I clicked on the link of Susan Werner’s YouTube video, “Hazy Winter,” and went back to cooking my fish. I listened to the piano introduction, intrigued when the deep voice of a cello entered and the tempo changed. “Time, time, time,” Susan began to sing.
I put down the spatula to take a closer look at the screen. This was Susan Werner? How had I never heard this woman’s voice before? If her voice were a food, it would be chocolate mousse. Sweet, rich, firm, decadent. I emailed my response to the invitation I received.
“Yes, yes, yes,” I typed. “I look forward to going to this concert with you! Grateful that it is only a few weeks away!”
I looked at my daughter. An hour ago, I had shared an offer someone had made for her benefit and growth. She had shaken her head and politely told me no before knowing any of the details.
“Sweets, I want to make a radical request of you. Are you up for that?”
“Uh, sure, I guess,” she said, with a half-smile that let me know it was okay to continue.
“Here’s the deal. I don’t mind, when you are talking with me, if you answer, “No way!” before you know what I’m talking about. Okay, maybe I mind a little, but it’s okay. I know your body has a finely tuned, really sensitive alarm system. It works overtime to keep you safe. When you say, “No way!” before you know much about a situation, I know it’s your brain and body working really hard to keep you safe. My radical request isn’t about that.
“My radical request is about when you leave these four walls, or the comfort of our car, and are hanging out with people who are not your dad or me. When you are in those situations and you are presented with new information that makes your brain say, ‘NO WAY!’ I would like to request that what actually comes out of your mouth is, ‘Hmmm….let me think about that.'”
She was still in the conversation, taking in everything. “You know that song I just played? When I first received the invitation to go hear that woman sing in a few weeks, my own safety system sent up several versions of ‘No way’: ‘The tickets are expensive; I’ve never heard of this woman before; I don’t know if I’m free that night; Do I know and like the other people who are going?’ Yet, because I know how my alarm system works, I just answered, ‘Let me check my schedule and think about that.’
“Now that I’ve heard the YouTube clip, my whole perspective has changed. The tickets seem like a great price for an evening of fantastic music. I’ve cleared my schedule, and it doesn’t really matter to me who chooses to go. If I had shared all my initial ‘No ways’ with the person who invited me, though, I might have shut down an opportunity to hear Susan Werner sing–in person!
“The ‘No Way’ thing is great for keeping us safe, but it also keeps our world very, very small. When we train ourselves to say, ‘Hmmm…let me think about that,’ we buy ourselves some time. With time, we can collect information and even figure out how to deactivate our alarm system if it is something we actually want to do!”

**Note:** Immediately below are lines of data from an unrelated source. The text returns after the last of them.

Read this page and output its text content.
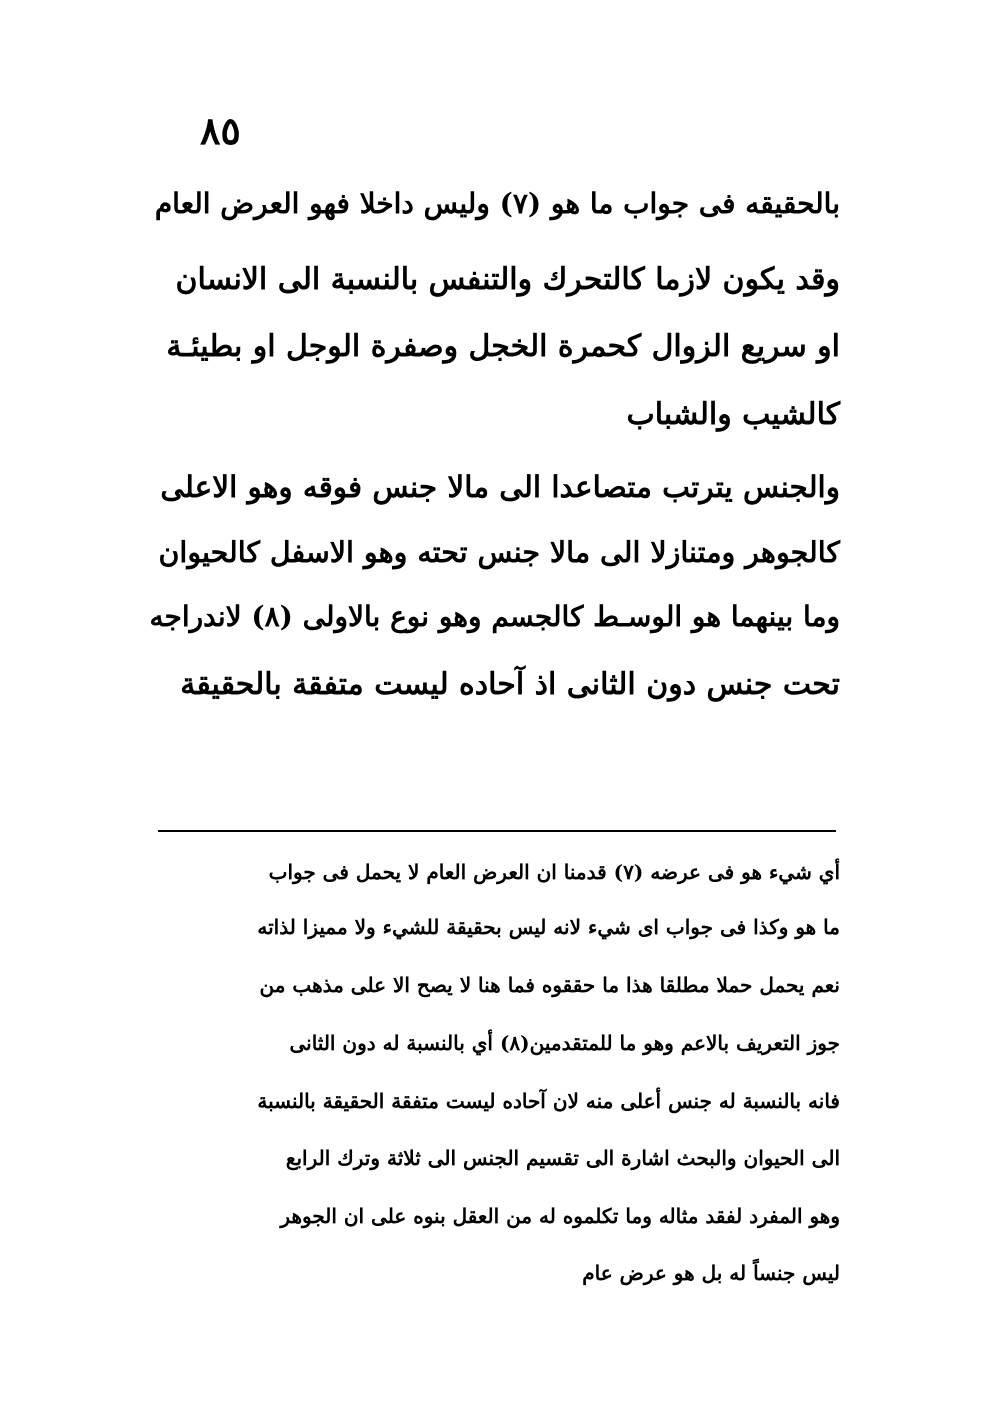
٨٥
بالحقيقه فى جواب ما هو (٧) وليس داخلا فهو العرض العام
وقد يكون لازما كالتحرك والتنفس بالنسبة الى الانسان
او سريع الزوال كحمرة الخجل وصفرة الوجل او بطيئـة
كالشيب والشباب
والجنس يترتب متصاعدا الى مالا جنس فوقه وهو الاعلى
كالجوهر ومتنازلا الى مالا جنس تحته وهو الاسفل كالحيوان
وما بينهما هو الوسـط كالجسم وهو نوع بالاولى (٨) لاندراجه
تحت جنس دون الثانى اذ آحاده ليست متفقة بالحقيقة
أي شيء هو فى عرضه (٧) قدمنا ان العرض العام لا يحمل فى جواب
ما هو وكذا فى جواب اى شيء لانه ليس بحقيقة للشيء ولا مميزا لذاته
نعم يحمل حملا مطلقا هذا ما حققوه فما هنا لا يصح الا على مذهب من
جوز التعريف بالاعم وهو ما للمتقدمين(٨) أي بالنسبة له دون الثانى
فانه بالنسبة له جنس أعلى منه لان آحاده ليست متفقة الحقيقة بالنسبة
الى الحيوان والبحث اشارة الى تقسيم الجنس الى ثلاثة وترك الرابع
وهو المفرد لفقد مثاله وما تكلموه له من العقل بنوه على ان الجوهر
ليس جنساً له بل هو عرض عام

Then I thought of the many situations in which I do want my kids to say, “No way!” in the moment, without pausing to collect additional information or question themselves in anyway. I looked at my daughter again. How do people who live with finely tuned alarm systems recognize the difference between real and perceived threats to safety and well-being? How do people with less sensitive alarm systems discern the difference?